The writers have a unique opportunity to learn how to write the perfect detective. All they need is to pay attention to everything in “the Golem” was made incorrectly, and to prevent similar errors in his work. Director Juan Carlos Medina and screenwriter Jane Goldman took over the adaptation of the novel by Peter Ackroyd “the Process of Elizabeth Cree” and created, by and large, high quality “true detective” with the atmosphere of the Victorian era, appealing characters (the elderly detective and the actress is accused of poisoning her husband) and a mystery based on a series of murders in London. But, alas, it often happens that one feels a lack of imagination from the Director and screenwriter, after all, what could be ambitious and breakthrough in the format of mini-series, turned into a pile of fictional events, real historical figures, tiered layers of flashbacks and all this seasoned with a somewhat predictable denouement.
Inspector John Kerry (bill Nighy) needs to disclose high-profile series of murders in a seedy quarter of London. The detective quickly discovers that the acts of a maniac in some way connected to the case of Lizzie Cree (Olivia Cooke), a local stage actress, a suspect in the murder of her husband-playwright. John listens to the story of Lizzie, and then trying to intuitively linked her testimony with several murders that seemingly have nothing in common.
The interest of John to Lizzie immediately raises a number of questions, as he obviously no romantic feelings for her. About the biography of John nothing is known, except for some rumors about his sexuality (and what is here?). Yes, and the character, in fact, also nothing to say. Inspector Kildare is a collective image of the detective, and the collective image of the detective can conduct a typical investigation, obeying all the canons of the genre. Lizzie, as a character, much more interesting and it’s a big part of the film.
The creators of “the Golem” was not very interested in discovering characters and details the detective work. By and large, all the investigation was to drop versions and suspects, consisting of real historical persons such as Karl Marx. It is implemented in an interesting way presents a “reconstruction” of the murders, where the role of a maniac this or that character. Kind of a unique opportunity to see how the author of dialectical materialism saws off the victim’s head. Interesting approach with the Director’s point of view. But as for the scenario… first rule of detectives as soon as a participant of the theatre of crime becomes the obvious suspect, it can be safely discarded. Theory works here. Despite the list of major suspects drawn up by detective Kerry, the real culprit, the viewer is able to expose somewhere in the middle of the film.
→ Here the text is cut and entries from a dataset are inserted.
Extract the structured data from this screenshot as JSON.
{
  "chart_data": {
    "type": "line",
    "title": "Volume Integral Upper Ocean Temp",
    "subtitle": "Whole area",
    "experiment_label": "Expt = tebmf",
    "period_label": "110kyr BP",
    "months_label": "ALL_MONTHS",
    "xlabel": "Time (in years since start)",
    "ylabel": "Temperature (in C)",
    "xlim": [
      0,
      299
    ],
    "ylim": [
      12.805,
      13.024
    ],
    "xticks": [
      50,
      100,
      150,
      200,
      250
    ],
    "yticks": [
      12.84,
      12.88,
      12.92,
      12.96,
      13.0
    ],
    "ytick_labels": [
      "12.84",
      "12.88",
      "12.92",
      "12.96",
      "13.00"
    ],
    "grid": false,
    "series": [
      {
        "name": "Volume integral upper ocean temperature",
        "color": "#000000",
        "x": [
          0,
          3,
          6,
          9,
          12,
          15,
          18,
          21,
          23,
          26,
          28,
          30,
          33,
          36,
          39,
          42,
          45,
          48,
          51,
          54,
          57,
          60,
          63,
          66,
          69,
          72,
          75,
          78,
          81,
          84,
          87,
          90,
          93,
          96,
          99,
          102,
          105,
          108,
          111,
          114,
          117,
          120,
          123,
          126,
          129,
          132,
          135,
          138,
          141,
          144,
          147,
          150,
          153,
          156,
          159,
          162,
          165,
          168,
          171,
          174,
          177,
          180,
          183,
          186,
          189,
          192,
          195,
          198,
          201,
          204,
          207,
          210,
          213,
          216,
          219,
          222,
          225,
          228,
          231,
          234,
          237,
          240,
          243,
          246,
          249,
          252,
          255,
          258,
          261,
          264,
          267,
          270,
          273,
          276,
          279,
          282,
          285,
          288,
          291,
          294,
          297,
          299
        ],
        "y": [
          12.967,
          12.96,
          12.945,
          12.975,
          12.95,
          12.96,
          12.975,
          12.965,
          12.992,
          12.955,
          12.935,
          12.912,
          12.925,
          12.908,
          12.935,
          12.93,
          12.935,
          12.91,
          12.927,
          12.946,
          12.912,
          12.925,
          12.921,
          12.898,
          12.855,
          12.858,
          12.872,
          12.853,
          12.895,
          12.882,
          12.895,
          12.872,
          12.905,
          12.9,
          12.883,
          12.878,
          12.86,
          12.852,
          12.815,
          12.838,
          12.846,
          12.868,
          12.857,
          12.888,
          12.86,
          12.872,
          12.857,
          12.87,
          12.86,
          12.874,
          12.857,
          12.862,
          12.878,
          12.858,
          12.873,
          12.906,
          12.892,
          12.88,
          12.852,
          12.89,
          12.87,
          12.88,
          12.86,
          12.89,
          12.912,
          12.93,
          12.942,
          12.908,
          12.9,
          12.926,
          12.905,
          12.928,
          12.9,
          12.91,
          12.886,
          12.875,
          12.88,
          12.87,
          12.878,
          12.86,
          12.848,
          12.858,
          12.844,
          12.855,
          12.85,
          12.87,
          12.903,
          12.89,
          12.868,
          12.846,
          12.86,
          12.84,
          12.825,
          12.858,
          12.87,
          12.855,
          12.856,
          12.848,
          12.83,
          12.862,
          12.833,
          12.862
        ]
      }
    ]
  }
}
While watching you notice that the Director relied too much on the green and blue color filters, and the lack of sunlight to give in to pessimism. But for the rest… streets of London looked familiar and neat decorations, and prostitutes/slum dwellers look like the actors. This was probably done intentionally to emphasize the theatrical theme of the story, but gets in the atmosphere. The rest (props, scenery, scenes of murder) everything is done at the level given budget constraints.
Acting. Naya continues to play a dry and cautious man, conveying the essence of his insecure character. Even more interesting, as in the role of detective Kerry would be Alan Rickman, whose memory is dedicated to “Golem”. Olivia Cooke is much more interesting. She made a very bright and interesting image. It is unfortunate that the creators have not decided what it all has to do with character or “woman in trouble”.
And yet, with all due respect to the mystery underlying the detective story, “the Golem” awful, empty film. Some ideas are at the basis of the movie, but above them do not offer counseling and the writer and his heroes declined to comment. However, the enthusiasm of Juan Carlos Medina in the genre of Thriller/detective appreciated, and Olivia Cooke with bill Nighy in the atmosphere of the slums of London do not give bored. How is it ironic that the film, which is based on obsession “of the artist” to bring his “work” to the masses, so quickly fall from memory.